I'm comfortable with myself and don't feel I'm missing out. People wilfully choose hectic family and professional lives in order to avoid their own company. Give them the time to think about it, and they would be driven mad by their existential emptiness. Children and careers give you too many responsibilities to contemplate big questions about the meaning of life.

I do miss working in an office, but not the sense of mission.

I only long for the gossip and flirtations that come with offices, the fundamental human interactions that are the most fun things in life. But busyness is strictly for the bees.


And yet earlier in the month Nirpal was claiming people were too lazy and fat. Now he's claiming that he does almost nothing and is on his own. He must obviously be living a life of monkish self-abnegation.

Towards the end of August there is that rare beast, a decent article from Nirpal about being an Asian indie music fan in the early Nineties.

I'm not sure whether my database is bust, or whether the only articles that Liz Jones wrote in August were on fashion. So, I'll finish with this article from the Western Daily Press:

Jilted Liz has scared off house sellers in the West
Western Daily Press 31 August 2007

She's the columnist who's left no stone unturned when it comes to revealing the secrets of her love life.

But now journalist Liz Jones has announced she may be moving to Bath to get away from it all.

Liz Jones has become a household name for her weekly column in The Mail on Sunday in which she talks frankly about her disastrous four year marriage to writer Nirpal Dhaliwal.

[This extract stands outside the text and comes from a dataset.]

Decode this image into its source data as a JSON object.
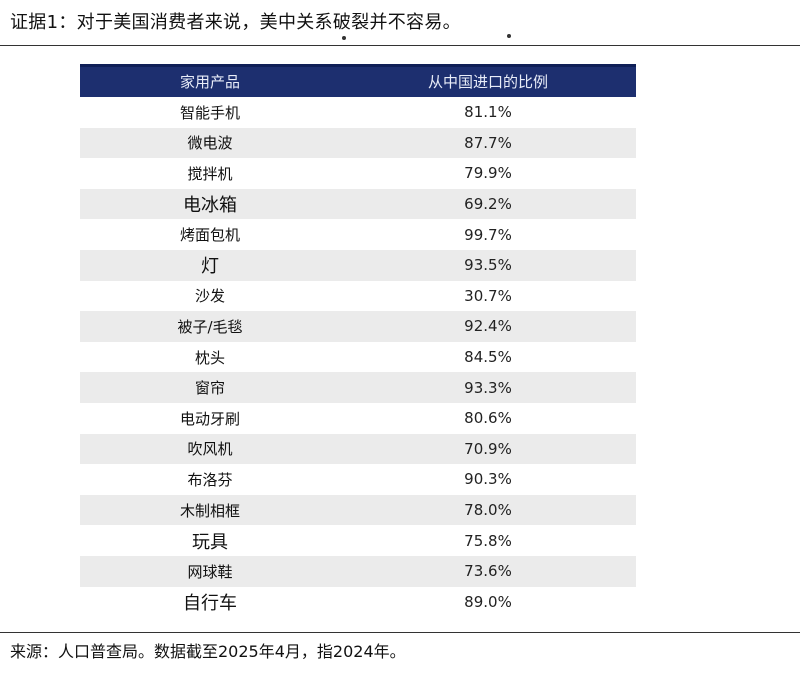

Before even reaching the sevenyear-itch milestone, the marriage fell into difficulties, with Dhaliwal said to have embarked on seven extra-marital affairs.

Jones has written explicitly about her husband's infidelity, labelling his mistresses 'cow whore bag trollops' or CWBTs for short, and said that last September he celebrated her birthday emailing another woman for a date.

The couple separated this year but not before she had put his name on her house deeds.

She has long talked in her column about moving to the country and revealed that Bath is one of the places that's high on her list. But she fears her honest approach led to her losing a house near the city as she made the vendors uncomfortable when being shown round.

"I have made offers on three properties - two romantic wrecks with parkland in Norfolk, and an immaculate William and Mary house near Bath - none of which has been successful (I think I was so enthusiastic walking round the house near Bath that the owners had second thoughts about selling)," she said.

"I am beginning to despair of finding somewhere perfect, ie, down its own lane, Georgian or thereabouts, with the original stable block, at least 10 acres, and nowhere near an airport or motorway."

Back in May Jones said she had finally decided to divorce Dhaliwal although her latest column said he has moved back in. But the on-off saga doesn't look near to being resolved with Jones saying she can't bear to sleep with him and hates having his clutter in the house.

She said: "I know it is an awful thing to admit but I find having sex with him quite boring; I actually watch Sex and the City over his shoulder' In her columns, which have become compulsive reading, Jones has revealed he has since signed the house back to her, been abusive by calling her an old hag - he is 14 years younger than her - and accused her of having a compulsion to tell everyone all their secrets.

Nirpal Dhaliwal has hit back with an article saying that following the break up, Jones got him dropped by both his agent and accountant.


Hopefully when I get round to the September review they'll be back to slagging each other off in that way we love so much.